Health

Did dinosaurs go extinct due to malaria?

A new research shows that the first vertebrate hosts of malaria were reptiles including dinosaurs

 
By Jigyasa Watwani
Published: Wednesday 30 March 2016

A new research on the history of malaria’s evolution has revealed that the disease first affected insects nearly 100 million years ago and the first vertebrate hosts of the disease were reptiles, including dinosaurs. The research provides clues on malaria’s modern-day life cycle and how its transmission through vectors can be reduced.
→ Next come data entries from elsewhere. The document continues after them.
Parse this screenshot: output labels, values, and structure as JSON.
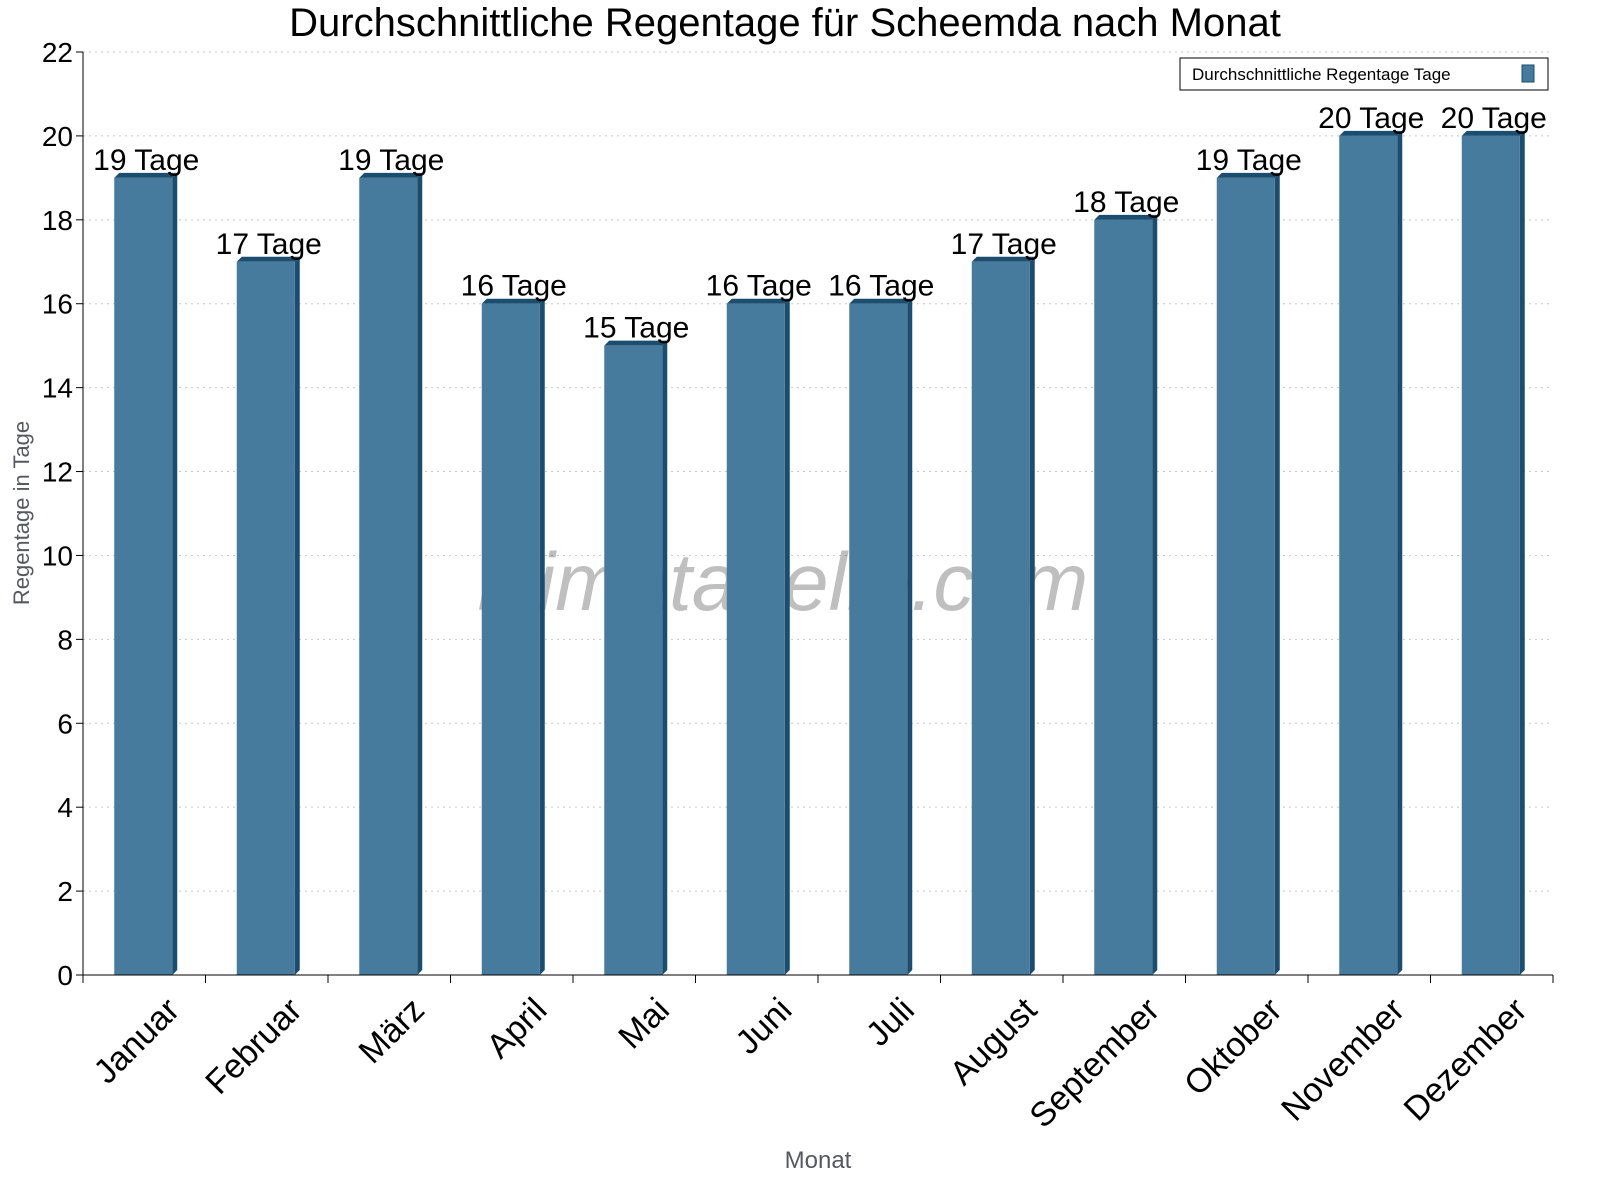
{
  "chart_data": {
    "type": "bar",
    "title": "Durchschnittliche Regentage für Scheemda nach Monat",
    "xlabel": "Monat",
    "ylabel": "Regentage in Tage",
    "categories": [
      "Januar",
      "Februar",
      "März",
      "April",
      "Mai",
      "Juni",
      "Juli",
      "August",
      "September",
      "Oktober",
      "November",
      "Dezember"
    ],
    "series": [
      {
        "name": "Durchschnittliche Regentage Tage",
        "values": [
          19,
          17,
          19,
          16,
          15,
          16,
          16,
          17,
          18,
          19,
          20,
          20
        ],
        "color": "#467b9d",
        "side_color": "#1b4d6e"
      }
    ],
    "data_labels": [
      "19 Tage",
      "17 Tage",
      "19 Tage",
      "16 Tage",
      "15 Tage",
      "16 Tage",
      "16 Tage",
      "17 Tage",
      "18 Tage",
      "19 Tage",
      "20 Tage",
      "20 Tage"
    ],
    "ylim": [
      0,
      22
    ],
    "yticks": [
      0,
      2,
      4,
      6,
      8,
      10,
      12,
      14,
      16,
      18,
      20,
      22
    ],
    "grid": true,
    "legend_position": "top-right",
    "watermark": "klimatabelle.com"
  }
}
“By knowing that malaria is so old and evolved in insect vectors, we can concentrate on using its stages in the mosquito rather than in humans for genetic manipulation and control,” George Poinar, lead author of the study and a researcher at the College of Science at the Oregon State University, said.

Till now, malaria was thought to be very recent, anywhere between 15,000 years and eight million years old. Its most common vector is the anopheles mosquito and most common cause is plasmodium, a genus within the kingdom protozoa.

Poinar’s study was triggered after a discovery in Asia. “It comes from our earlier discovery of a biting midge vector containing the developing stages of a malarial parasite in a 100-million-year-old amber from Burma.  There were malaria stages (developing stages of oocysts and sporozoites) inside the biting midge,” Poinarg said.

100-million-year-old biting midge, preserved in amber, shows malarial parasite Paleohaemoproteusburmacis, evidence of the oldest strain of malaria ever discovered (George Poinar Jr/Oregon State University)

In their 2007 book What bugged the dinosaurs? Insects, disease and death in the cretaceous, Poinar and his wife, Roberta, have also pointed out that malaria and evolution of blood sucking insects could be one among the many factors that led to the extinction of dinosaurs.

“There were catastrophic events known to have happened around that time, such as asteroid impacts and lava flows,” Poinar said, in a press release by Oregon. “But it’s clear that dinosaurs declined and slowly became extinct over thousands of years, which suggests other issues must also have been at work. Insects, microbial pathogens and vertebrate diseases were just emerging around that same time, including malaria,” he added.

In fact, new research suggests that avian malaria is responsible for extinction of many bird species in Hawaii, lending credence to Poinar’s similar hypotheses for dinosaurs.

Malaria kills more than 400,000 people a year. In 2015 alone, 214 million cases were recorded worldwide, according to the World Health Organization.